Stock futures pointed to a 0.4% opening loss for the S&P 500. Changes in futures don't necessarily reflect market moves after the opening bell.
Shares of European exporters also fell as the euro climbed against the dollar. A stronger currency reduces the competitiveness of exporters who repatriate earnings overseas.
Fed officials on Wednesday suggested they would likely only raise rates twice this year, down from earlier projections of four increases, sending the dollar sharply lower against the euro and yen while lifting Wall Street to its highest closing level this year.
"The Fed is looking towards easier money for longer now," said Patrick Spencer, vice chairman of equities at Robert W. Baird Co.
The prospect of lower rates for longer pushed U.S. government bond yields down, making stocks more attractive in comparison, while weakening the dollar. Lower interest rates tend to make a currency less attractive to investors seeking yield.
The dollar extended its declines Thursday, with the euro last up 1% against the dollar at $1.1330, while the buck fell 1.3% against the yen to Yen111.3130.
The WSJ Dollar Index, which measures the dollar against a basket of 16 currencies, fell to its lowest level since October after the Fed announcement.
The weaker dollar lifted prices of commodities such as copper and oil. European mining shares gained over 3% Thursday as Brent crude rose 1.6% to $40.96 a barrel and copper futures in London gained 1.4% to $5,064 a ton. Shares in Anglo American PLC and Glencore PLC gained over 7%.
But the Fed's dimmer stance on the economy and concerns around global growth kept investors cautious. Fed officials expected the economy to expand 2.2% in 2016--0.2 percentage point less than they projected in December.

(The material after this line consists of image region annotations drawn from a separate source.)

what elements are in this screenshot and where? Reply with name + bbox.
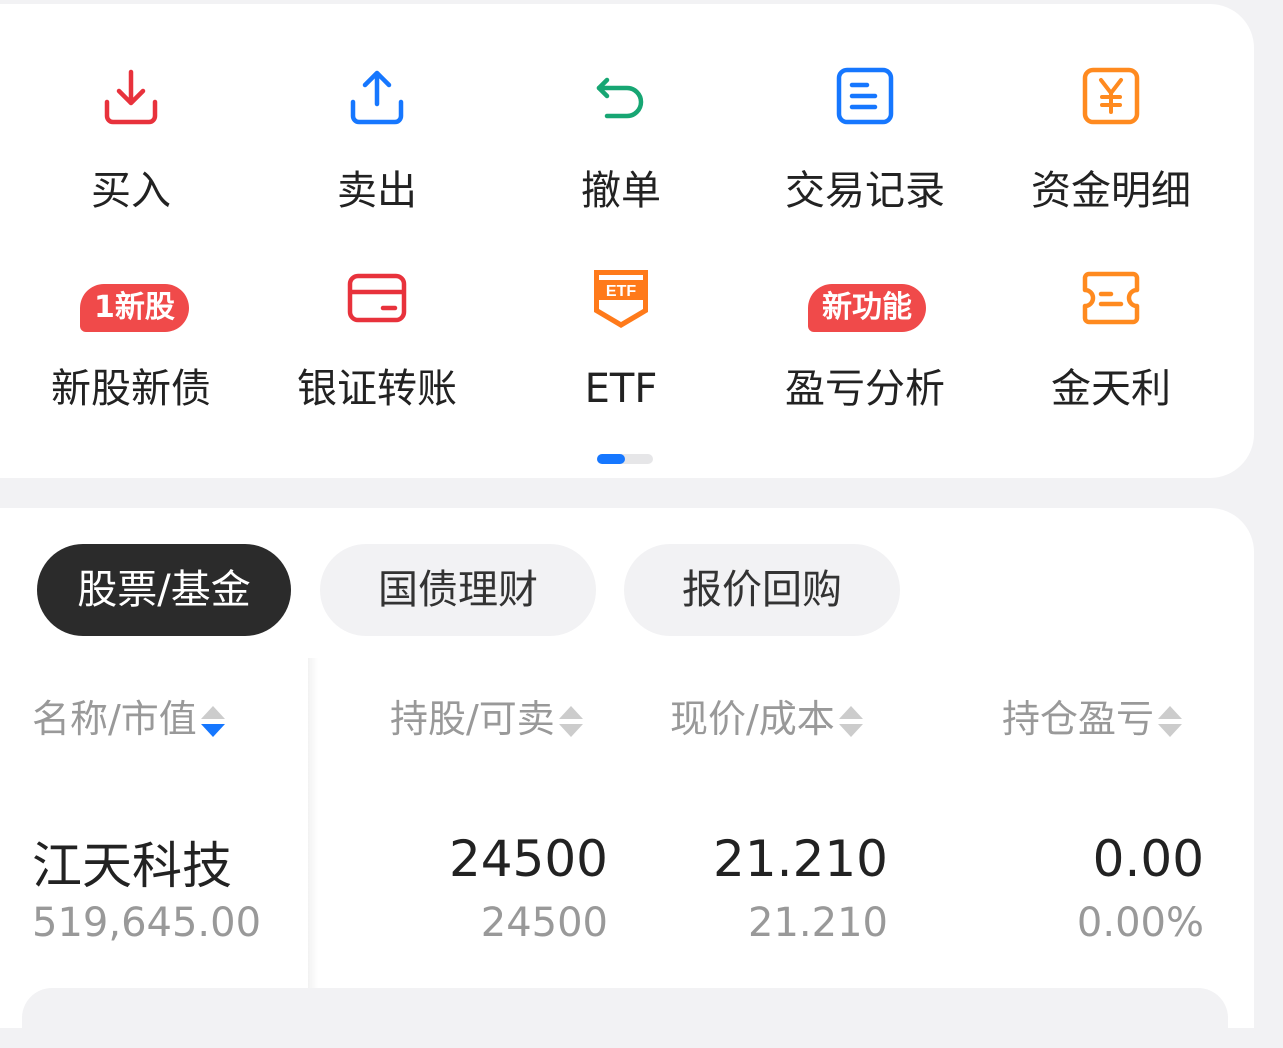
profit-analysis-label: 盈亏分析 <box>785 366 945 412</box>
cost-price: 21.210 <box>748 900 888 946</box>
jintianli-button[interactable]: 金天利 <box>988 4 1234 412</box>
new-stock-bond-button[interactable]: 1新股 新股新债 <box>8 4 254 412</box>
next-card-edge <box>22 988 1228 1048</box>
holdings-panel: 股票/基金 国债理财 报价回购 名称/市值 持股/可卖 现价/成本 持仓盈亏 江… <box>0 508 1254 1028</box>
header-name-value-label: 名称/市值 <box>32 697 197 741</box>
shares-held: 24500 <box>448 830 608 888</box>
header-shares-available[interactable]: 持股/可卖 <box>390 696 583 742</box>
profit-analysis-button[interactable]: 新功能 盈亏分析 <box>742 4 988 412</box>
stock-name: 江天科技 <box>32 837 232 895</box>
header-pnl-label: 持仓盈亏 <box>1002 697 1155 741</box>
new-feature-badge: 新功能 <box>808 284 926 332</box>
function-panel: 买入 卖出 撤单 交易记录 资金明细 1新股 新股新债 银证转账 ETF ETF… <box>0 4 1254 478</box>
header-position-pnl[interactable]: 持仓盈亏 <box>1002 696 1183 742</box>
svg-text:ETF: ETF <box>606 283 636 300</box>
etf-label: ETF <box>584 366 658 412</box>
tab-treasury-wealth[interactable]: 国债理财 <box>320 544 596 636</box>
tab-repo-quote[interactable]: 报价回购 <box>624 544 900 636</box>
sort-icon <box>558 704 583 740</box>
position-pnl-percent: 0.00% <box>1076 900 1204 946</box>
etf-shield-icon: ETF <box>594 270 648 328</box>
sort-icon <box>838 704 863 740</box>
header-name-value[interactable]: 名称/市值 <box>32 696 225 742</box>
current-price: 21.210 <box>713 830 888 888</box>
market-value: 519,645.00 <box>32 900 262 946</box>
bank-card-icon <box>347 273 407 323</box>
position-pnl: 0.00 <box>1092 830 1204 888</box>
sort-icon <box>1158 704 1183 740</box>
sort-icon <box>200 704 225 740</box>
bank-transfer-button[interactable]: 银证转账 <box>254 4 500 412</box>
new-stock-badge: 1新股 <box>80 284 189 332</box>
new-stock-bond-label: 新股新债 <box>51 366 211 412</box>
bank-transfer-label: 银证转账 <box>297 366 457 412</box>
etf-button[interactable]: ETF ETF <box>498 4 744 412</box>
ticket-icon <box>1082 271 1140 325</box>
jintianli-label: 金天利 <box>1051 366 1171 412</box>
header-price-cost[interactable]: 现价/成本 <box>670 696 863 742</box>
page-indicator-active <box>597 454 625 464</box>
header-shares-label: 持股/可卖 <box>390 697 555 741</box>
column-shadow <box>308 658 318 988</box>
header-price-label: 现价/成本 <box>670 697 835 741</box>
tab-stocks-funds[interactable]: 股票/基金 <box>37 544 291 636</box>
shares-available: 24500 <box>480 900 608 946</box>
page-indicator <box>597 454 653 464</box>
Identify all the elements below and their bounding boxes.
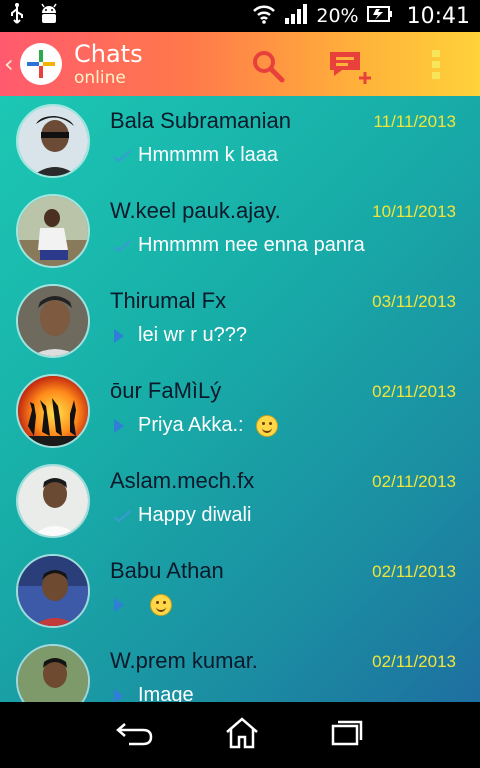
clock: 10:41 — [406, 3, 470, 29]
received-arrow-icon — [112, 418, 132, 434]
contact-name: W.prem kumar. — [110, 648, 258, 673]
chat-date: 02/11/2013 — [372, 652, 456, 671]
chat-item-wkeel-pauk-ajay[interactable]: W.keel pauk.ajay. 10/11/2013 Hmmmm nee e… — [0, 186, 480, 276]
chat-item-aslam-mech-fx[interactable]: Aslam.mech.fx 02/11/2013 Happy diwali — [0, 456, 480, 546]
android-debug-icon — [38, 3, 60, 29]
chat-list[interactable]: Bala Subramanian 11/11/2013 Hmmmm k laaa… — [0, 96, 480, 702]
last-message: Priya Akka.: — [138, 414, 244, 436]
contact-name: Aslam.mech.fx — [110, 468, 255, 493]
wifi-icon — [252, 4, 276, 28]
overflow-menu-icon[interactable] — [430, 48, 442, 86]
chat-item-thirumal-fx[interactable]: Thirumal Fx 03/11/2013 lei wr r u??? — [0, 276, 480, 366]
last-message: Image — [138, 684, 194, 702]
received-arrow-icon — [112, 328, 132, 344]
avatar[interactable] — [16, 104, 90, 178]
chat-date: 02/11/2013 — [372, 472, 456, 491]
navigation-bar — [0, 702, 480, 768]
home-icon[interactable] — [224, 716, 260, 754]
received-arrow-icon — [112, 688, 132, 702]
avatar[interactable] — [16, 374, 90, 448]
sent-check-icon — [112, 508, 132, 524]
status-bar: 20% 10:41 — [0, 0, 480, 32]
last-message: Hmmmm nee enna panra — [138, 234, 365, 256]
battery-percent: 20% — [316, 5, 359, 27]
sent-check-icon — [112, 148, 132, 164]
smiley-emoji-icon — [150, 594, 172, 616]
app-logo-icon[interactable] — [20, 43, 62, 85]
action-bar: ‹ Chats online — [0, 32, 480, 96]
contact-name: Thirumal Fx — [110, 288, 227, 313]
back-icon[interactable] — [115, 718, 155, 752]
contact-name: Babu Athan — [110, 558, 224, 583]
chat-date: 11/11/2013 — [373, 112, 456, 131]
avatar[interactable] — [16, 284, 90, 358]
up-navigation-icon[interactable]: ‹ — [4, 50, 18, 78]
battery-icon — [366, 5, 393, 27]
signal-icon — [284, 4, 308, 28]
chat-date: 03/11/2013 — [372, 292, 456, 311]
contact-name: ōur FaMìLý — [110, 378, 222, 403]
avatar[interactable] — [16, 194, 90, 268]
recent-apps-icon[interactable] — [329, 718, 365, 752]
smiley-emoji-icon — [255, 414, 278, 437]
avatar[interactable] — [16, 644, 90, 702]
last-message: Hmmmm k laaa — [138, 144, 279, 166]
avatar[interactable] — [16, 554, 90, 628]
received-arrow-icon — [112, 597, 132, 613]
connection-status: online — [74, 67, 126, 88]
last-message: Happy diwali — [138, 504, 252, 526]
chat-item-bala-subramanian[interactable]: Bala Subramanian 11/11/2013 Hmmmm k laaa — [0, 96, 480, 186]
chat-date: 10/11/2013 — [372, 202, 456, 221]
usb-icon — [10, 3, 24, 29]
chat-date: 02/11/2013 — [372, 382, 456, 401]
new-chat-icon[interactable] — [328, 48, 374, 92]
contact-name: Bala Subramanian — [110, 108, 292, 133]
sent-check-icon — [112, 238, 132, 254]
page-title: Chats — [74, 39, 143, 68]
chat-date: 02/11/2013 — [372, 562, 456, 581]
search-icon[interactable] — [250, 48, 286, 88]
last-message: lei wr r u??? — [138, 324, 247, 346]
chat-item-babu-athan[interactable]: Babu Athan 02/11/2013 — [0, 546, 480, 636]
chat-item-w-prem-kumar[interactable]: W.prem kumar. 02/11/2013 Image — [0, 636, 480, 702]
avatar[interactable] — [16, 464, 90, 538]
chat-item-our-family[interactable]: ōur FaMìLý 02/11/2013 Priya Akka.: — [0, 366, 480, 456]
contact-name: W.keel pauk.ajay. — [110, 198, 281, 223]
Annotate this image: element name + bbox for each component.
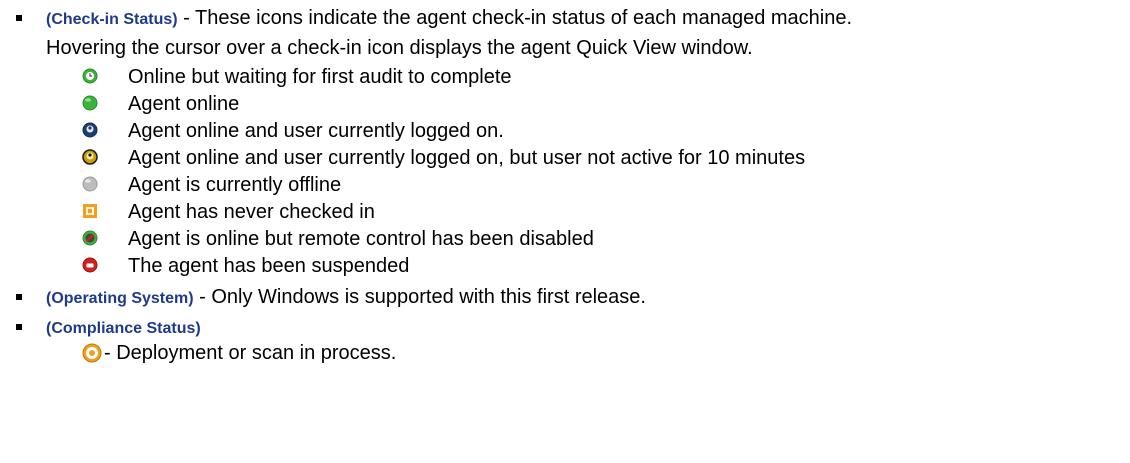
user-inactive-icon [82,149,98,165]
checkin-item-label: Agent is currently offline [128,174,342,196]
checkin-item-label: Agent has never checked in [128,201,375,223]
checkin-status-label: (Check-in Status) [46,11,178,28]
bullet-checkin [16,15,22,21]
bullet-compliance [16,324,22,330]
checkin-status-description: - These icons indicate the agent check-i… [177,7,853,29]
deployment-in-process-icon [82,343,102,363]
compliance-status-label: (Compliance Status) [46,320,201,337]
checkin-item-label: The agent has been suspended [128,255,410,277]
checkin-item-label: Agent online [128,93,240,115]
operating-system-label: (Operating System) [46,290,194,307]
os-line: (Operating System) - Only Windows is sup… [46,285,646,311]
user-logged-on-icon [82,122,98,138]
agent-offline-icon [82,176,98,192]
checkin-header-line: (Check-in Status) - These icons indicate… [46,6,852,32]
checkin-item-label: Online but waiting for first audit to co… [128,66,512,88]
compliance-item-label: - Deployment or scan in process. [104,342,397,364]
checkin-description-line2: Hovering the cursor over a check-in icon… [46,37,753,59]
bullet-os [16,294,22,300]
checkin-item-label: Agent online and user currently logged o… [128,147,806,169]
checkin-item-label: Agent is online but remote control has b… [128,228,594,250]
remote-control-disabled-icon [82,230,98,246]
never-checked-in-icon [82,203,98,219]
checkin-item-label: Agent online and user currently logged o… [128,120,504,142]
agent-online-icon [82,95,98,111]
operating-system-description: - Only Windows is supported with this fi… [193,286,646,308]
online-waiting-audit-icon [82,68,98,84]
compliance-line: (Compliance Status) [46,315,201,341]
agent-suspended-icon [82,257,98,273]
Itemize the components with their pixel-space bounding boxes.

"Investor sentiment is still very low," said Dennis Jose, European equity strategist at Barclays.
Gold gained nearly 3.3% to $1,270 an ounce, spurred by a weaker dollar and the prospect of lower rates.
Earlier, stocks in China and Australia gained, but Japan's Nikkei Stock Average ended 0.2% lower as a stronger yen weighed on shares of exporters.
After steep losses in January and early February, U.S. stocks are now off less than 1% from the end of December. "The market is telling us the outlook for earnings is better than expected and we're not seeing a recession," Mr. Spencer said.
Still, after monthlong rally, and with uncertainty around the oil price still high, "We're probably due for a breather," said Guy Miller, chief market strategist at Zurich Insurance. "This is a global balance sheet recession we're recovering from," he said.